Now, I’m just one person… and 12 pounds of apples is a lot. So you have to come up with creative ways to eat all the apples. I decided to make an apple cake, because sometimes, you just want some cake. I used some of the Jonagold apples and the left over almond and walnut pulp from making nut milk. And, tooting my own horn a little, I think the result was not only beautiful, but delicious!!
I really enjoy trying new recipes.. and making it my own. I found a recipe for an apple cake that used almond flour, but I make a couple of changes to it – I think the changes made it all the better. I hope you give it a try! And if you do, be sure to take a photo of your creation and tag me on Instagram! (@journeytoloving.me)
Without further delay, here you go!
Honey + Apple Cake (adapted from Healthy Green Kitchen)
- Butter/Ghee to dust the pan – I used my cast iron pan
- 3 eggs
- 1/2 cup honey
- 1/4 sugar
- 1 1/2 cup almond flour – I used the leftover pulp from making almond and walnut milk, so it was a little wet
- 1/2 cup milk – I used the nut milk I had just made, but you could use any kind of milk you’d like
- 2 1/2 tablespoons butter or ghee – I used 4th & Heart vanilla bean ghee, melted
- Splash of vanilla – add up to 1/2 teaspoon. Since I used the vanilla ghee, I just put in a little
- 2 teaspoons baking powder
- 2-3 medium apples, cored and cut into slices about 1/4 inch thick. You can peel the apple too, if you prefer, but I liked the look of keeping them on.

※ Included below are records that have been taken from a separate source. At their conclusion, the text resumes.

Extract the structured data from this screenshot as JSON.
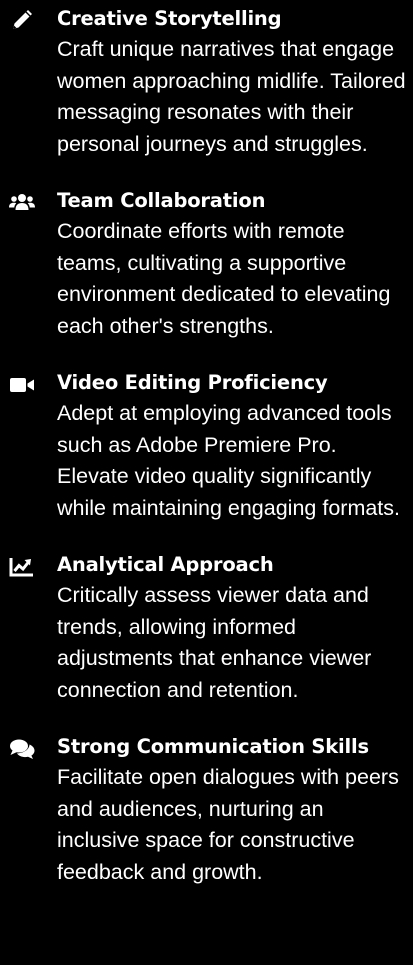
{
  "skills": [
    {
      "icon": "pencil-icon",
      "title": "Creative Storytelling",
      "description": "Craft unique narratives that engage women approaching midlife. Tailored messaging resonates with their personal journeys and struggles."
    },
    {
      "icon": "users-icon",
      "title": "Team Collaboration",
      "description": "Coordinate efforts with remote teams, cultivating a supportive environment dedicated to elevating each other's strengths."
    },
    {
      "icon": "video-camera-icon",
      "title": "Video Editing Proficiency",
      "description": "Adept at employing advanced tools such as Adobe Premiere Pro. Elevate video quality significantly while maintaining engaging formats."
    },
    {
      "icon": "chart-line-icon",
      "title": "Analytical Approach",
      "description": "Critically assess viewer data and trends, allowing informed adjustments that enhance viewer connection and retention."
    },
    {
      "icon": "comments-icon",
      "title": "Strong Communication Skills",
      "description": "Facilitate open dialogues with peers and audiences, nurturing an inclusive space for constructive feedback and growth."
    }
  ],
  "colors": {
    "background": "#000000",
    "text": "#ffffff"
  }
}
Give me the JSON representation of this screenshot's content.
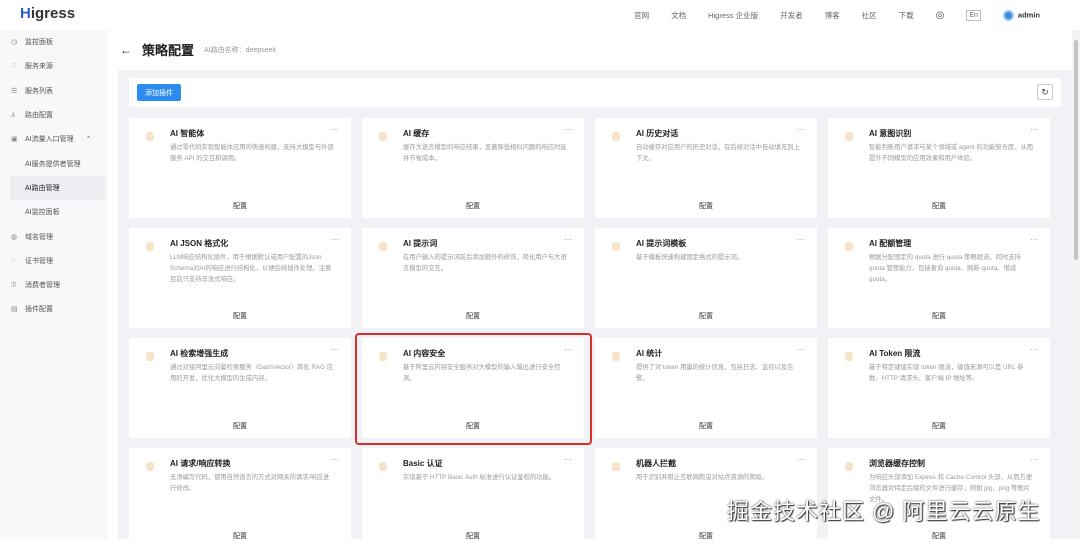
{
  "app": {
    "logo_h": "H",
    "logo_rest": "igress"
  },
  "nav": [
    "官网",
    "文档",
    "Higress 企业版",
    "开发者",
    "博客",
    "社区",
    "下载"
  ],
  "lang": "En",
  "user": "admin",
  "sidebar": [
    {
      "label": "监控面板",
      "icon": "◷"
    },
    {
      "label": "服务来源",
      "icon": "⁙"
    },
    {
      "label": "服务列表",
      "icon": "☰"
    },
    {
      "label": "路由配置",
      "icon": "⅄"
    },
    {
      "label": "AI流量入口管理",
      "icon": "▣"
    },
    {
      "label": "AI服务提供者管理",
      "sub": true
    },
    {
      "label": "AI路由管理",
      "sub": true,
      "active": true
    },
    {
      "label": "AI监控面板",
      "sub": true
    },
    {
      "label": "域名管理",
      "icon": "◍"
    },
    {
      "label": "证书管理",
      "icon": "◌"
    },
    {
      "label": "消费者管理",
      "icon": "ℛ"
    },
    {
      "label": "插件配置",
      "icon": "▤"
    }
  ],
  "page": {
    "title": "策略配置",
    "subtitle": "AI路由名称：deepseek",
    "add_button": "添加插件"
  },
  "config_label": "配置",
  "cards": [
    {
      "title": "AI 智能体",
      "desc": "通过零代码实现智能体应用的快速构建，支持大模型与外部服务 API 的交互和调用。"
    },
    {
      "title": "AI 缓存",
      "desc": "缓存大语言模型的响应结果，显著降低相似问题的响应时延并节省成本。"
    },
    {
      "title": "AI 历史对话",
      "desc": "自动缓存对应用户的历史对话，在后续对话中自动填充到上下文。"
    },
    {
      "title": "AI 意图识别",
      "desc": "智能判断用户请求与某个领域或 agent 的功能契合度，从而提升不同模型的应用效果和用户体验。"
    },
    {
      "title": "AI JSON 格式化",
      "desc": "LLM响应结构化插件，用于根据默认或用户配置的Json Schema对AI的响应进行结构化，以便后续插件处理。注意目前只支持非流式响应。"
    },
    {
      "title": "AI 提示词",
      "desc": "在用户输入的提示词前后添加额外的修饰，简化用户与大语言模型的交互。"
    },
    {
      "title": "AI 提示词模板",
      "desc": "基于模板快速构建固定格式的提示词。"
    },
    {
      "title": "AI 配额管理",
      "desc": "根据分配固定的 quota 进行 quota 策略限流，同时支持 quota 管理能力，包括查询 quota、刷新 quota、增减 quota。"
    },
    {
      "title": "AI 检索增强生成",
      "desc": "通过对接阿里云向量检索服务（DashVector）简化 RAG 应用的开发，优化大模型的生成内容。"
    },
    {
      "title": "AI 内容安全",
      "desc": "基于阿里云内容安全服务对大模型的输入输出进行安全检测。"
    },
    {
      "title": "AI 统计",
      "desc": "提供了对 token 用量的统计信息，包括日志、监控以及告警。"
    },
    {
      "title": "AI Token 限流",
      "desc": "基于特定键值实现 token 限流，键值来源可以是 URL 参数、HTTP 请求头、客户端 IP 地址等。"
    },
    {
      "title": "AI 请求/响应转换",
      "desc": "无须编写代码，使用自然语言的方式对网关的请求/响应进行修改。"
    },
    {
      "title": "Basic 认证",
      "desc": "实现基于 HTTP Basic Auth 标准进行认证鉴权的功能。"
    },
    {
      "title": "机器人拦截",
      "desc": "用于识别并阻止互联网爬虫对站点资源的爬取。"
    },
    {
      "title": "浏览器缓存控制",
      "desc": "为响应头部添加 Expires 和 Cache-Control 头部，从而方便浏览器对特定后缀的文件进行缓存，例如 jpg、png 等图片文件。"
    }
  ],
  "watermark": "掘金技术社区 @ 阿里云云原生"
}
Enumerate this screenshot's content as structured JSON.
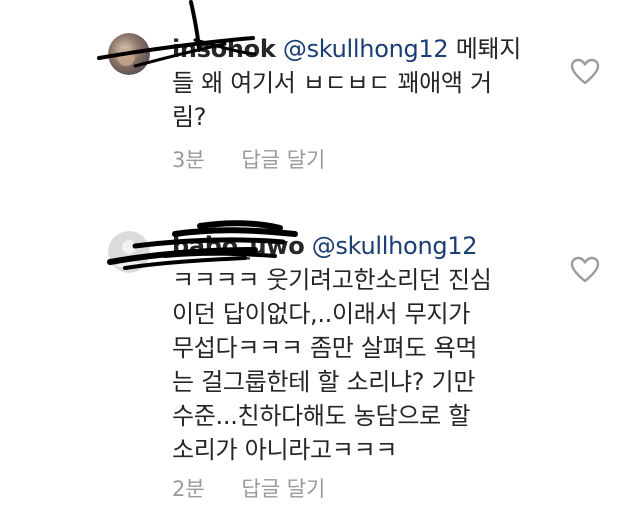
{
  "comments": [
    {
      "username": "insohok",
      "mention": "@skullhong12",
      "line1_rest": " 메퇘지",
      "line2": "들 왜 여기서 ㅂㄷㅂㄷ 꽤애액 거",
      "line3": "림?",
      "time": "3분",
      "reply_label": "답글 달기"
    },
    {
      "username": "babo_uwo",
      "mention": "@skullhong12",
      "lines": [
        "ㅋㅋㅋㅋ 웃기려고한소리던 진심",
        "이던 답이없다,..이래서 무지가",
        "무섭다ㅋㅋㅋ 좀만 살펴도 욕먹",
        "는 걸그룹한테 할 소리냐? 기만",
        "수준...친하다해도 농담으로 할",
        "소리가 아니라고ㅋㅋㅋ"
      ],
      "time": "2분",
      "reply_label": "답글 달기"
    }
  ],
  "icons": {
    "like": "heart-outline-icon",
    "avatar": "profile-avatar"
  },
  "colors": {
    "mention": "#1a3d74",
    "meta": "#9a9a9a",
    "heart_stroke": "#9b9b9b"
  }
}
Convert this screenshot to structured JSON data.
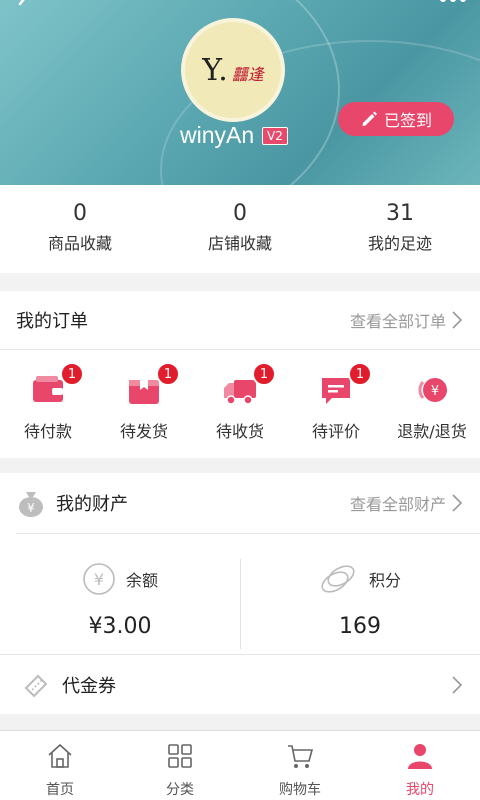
{
  "header": {
    "username": "winyAn",
    "vip_level": "V2",
    "avatar_signature": "Y.",
    "avatar_signature_red": "䨻逢",
    "signed_label": "已签到"
  },
  "stats": [
    {
      "value": "0",
      "label": "商品收藏"
    },
    {
      "value": "0",
      "label": "店铺收藏"
    },
    {
      "value": "31",
      "label": "我的足迹"
    }
  ],
  "orders": {
    "title": "我的订单",
    "view_all": "查看全部订单",
    "items": [
      {
        "label": "待付款",
        "badge": "1",
        "icon": "wallet-icon"
      },
      {
        "label": "待发货",
        "badge": "1",
        "icon": "package-icon"
      },
      {
        "label": "待收货",
        "badge": "1",
        "icon": "truck-icon"
      },
      {
        "label": "待评价",
        "badge": "1",
        "icon": "comment-icon"
      },
      {
        "label": "退款/退货",
        "badge": "",
        "icon": "refund-icon"
      }
    ]
  },
  "assets": {
    "title": "我的财产",
    "view_all": "查看全部财产",
    "balance_label": "余额",
    "balance_value": "¥3.00",
    "points_label": "积分",
    "points_value": "169",
    "coupon_label": "代金券"
  },
  "tabbar": [
    {
      "label": "首页",
      "icon": "home-icon"
    },
    {
      "label": "分类",
      "icon": "category-icon"
    },
    {
      "label": "购物车",
      "icon": "cart-icon"
    },
    {
      "label": "我的",
      "icon": "user-icon"
    }
  ],
  "colors": {
    "accent": "#e8476b",
    "badge": "#e11d2c",
    "header_teal": "#5aa7b1"
  }
}
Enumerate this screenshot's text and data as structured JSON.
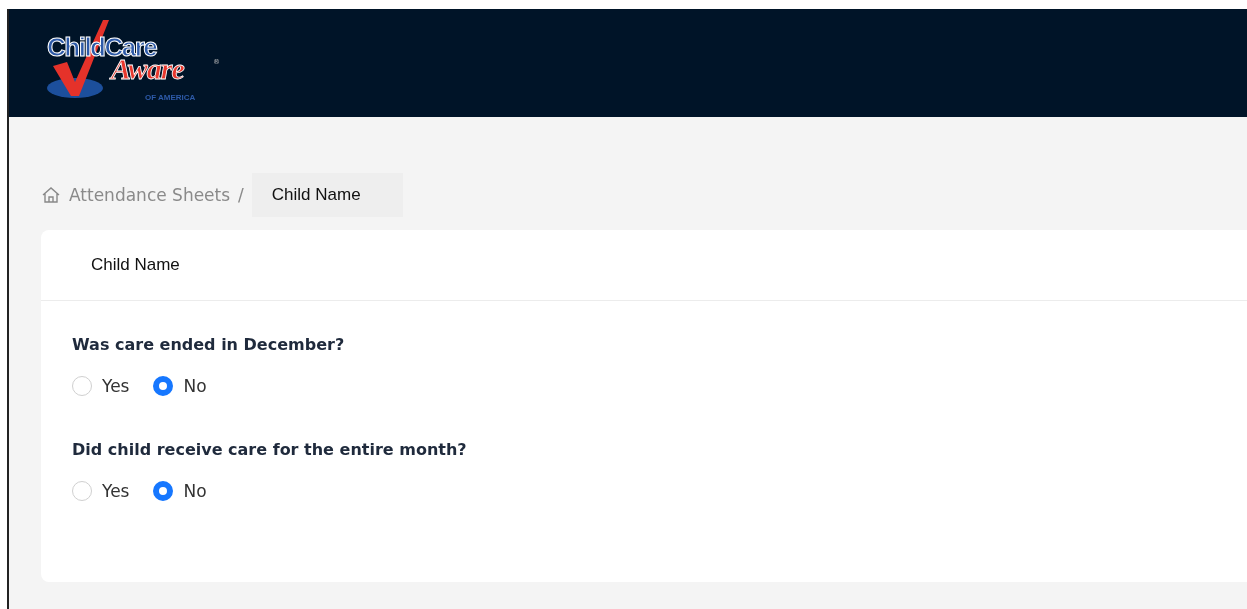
{
  "header": {
    "logo": {
      "line1": "ChildCare",
      "line2": "Aware",
      "reg": "®",
      "line3": "OF AMERICA"
    }
  },
  "breadcrumb": [
    {
      "label": "Attendance Sheets",
      "selected": false
    },
    {
      "label": "Child Name",
      "selected": true
    }
  ],
  "breadcrumb_separator": "/",
  "card": {
    "title": "Child Name",
    "questions": [
      {
        "text": "Was care ended in December?",
        "options": [
          {
            "label": "Yes",
            "selected": false
          },
          {
            "label": "No",
            "selected": true
          }
        ]
      },
      {
        "text": "Did child receive care for the entire month?",
        "options": [
          {
            "label": "Yes",
            "selected": false
          },
          {
            "label": "No",
            "selected": true
          }
        ]
      }
    ]
  }
}
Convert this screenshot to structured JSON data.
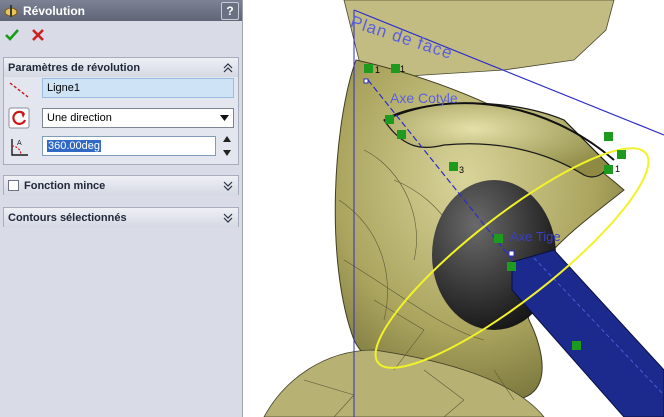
{
  "panel": {
    "title": "Révolution",
    "help_label": "?",
    "groups": {
      "params": {
        "title": "Paramètres de révolution",
        "axis_value": "Ligne1",
        "direction_value": "Une direction",
        "angle_value": "360.00deg"
      },
      "thin": {
        "title": "Fonction mince"
      },
      "contours": {
        "title": "Contours sélectionnés"
      }
    }
  },
  "viewport": {
    "labels": {
      "plane": "Plan de face",
      "cotyle_axis": "Axe Cotyle",
      "tige_axis": "Axe Tige"
    },
    "relation_numbers": [
      "1",
      "1",
      "3",
      "1"
    ]
  },
  "colors": {
    "model_surface": "#b3ad6a",
    "stem_blue": "#1b2a8c",
    "selection_yellow": "#f2f22a",
    "sketch_blue": "#2d2dc9",
    "confirm_green": "#1a9a1a",
    "cancel_red": "#cc1f1f"
  }
}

- Up to 2 tablespoons coconut flour – this was a last minute addition for me, as the batter was quite wet. Coconut flour will soak up a lot of moisture, so add it slowly if you think your batter is too wet.
- Preheat oven to 350º F (175º C).
- Grease your pan with butter or ghee, set aside.
- Combine the eggs, honey and sugar in a bowl and combine with an electric mixer. (I only have a hand mixer, but of course use a standing mixer if you have one!) Beat at medium speed until the eggs are pale in color. Gradually add the flour, baking powder, milk, butter and vanilla, stopping to scrape the sides down with each addition. If your batter is not incorporating all the liquid, add coconut flour, 1/2 tablespoon at a time. Also, at this point, it was actually easier for me to just use a wooden spoon to combine everything. Blend well.
- Turn batter out into prepared pan. Arrange apples on the cake in concentric circles around the pan, beginning on the outside of the pan, continuing to the center.
- Bake the cake in the preheated oven for about 50 minutes, or until a wooden pick inserted in the center comes out clean and apples are lightly browned.
- Remove and let cool for at least 10 minutes. Slice and serve!
This cake smelled divine as it was baking. It tasted pretty darn good too! The honey was a great addition to the recipe, and I actually cut down on the sugar in the original recipe, as honey tastes so much sweeter than cane sugar. I can’t recommend making it enough! And like I said, let me know if you do! You can be sure I’ll be making it again as the temperature falls even lower and having the oven on in the kitchen keeps my apartment nice and toasty! Enjoy!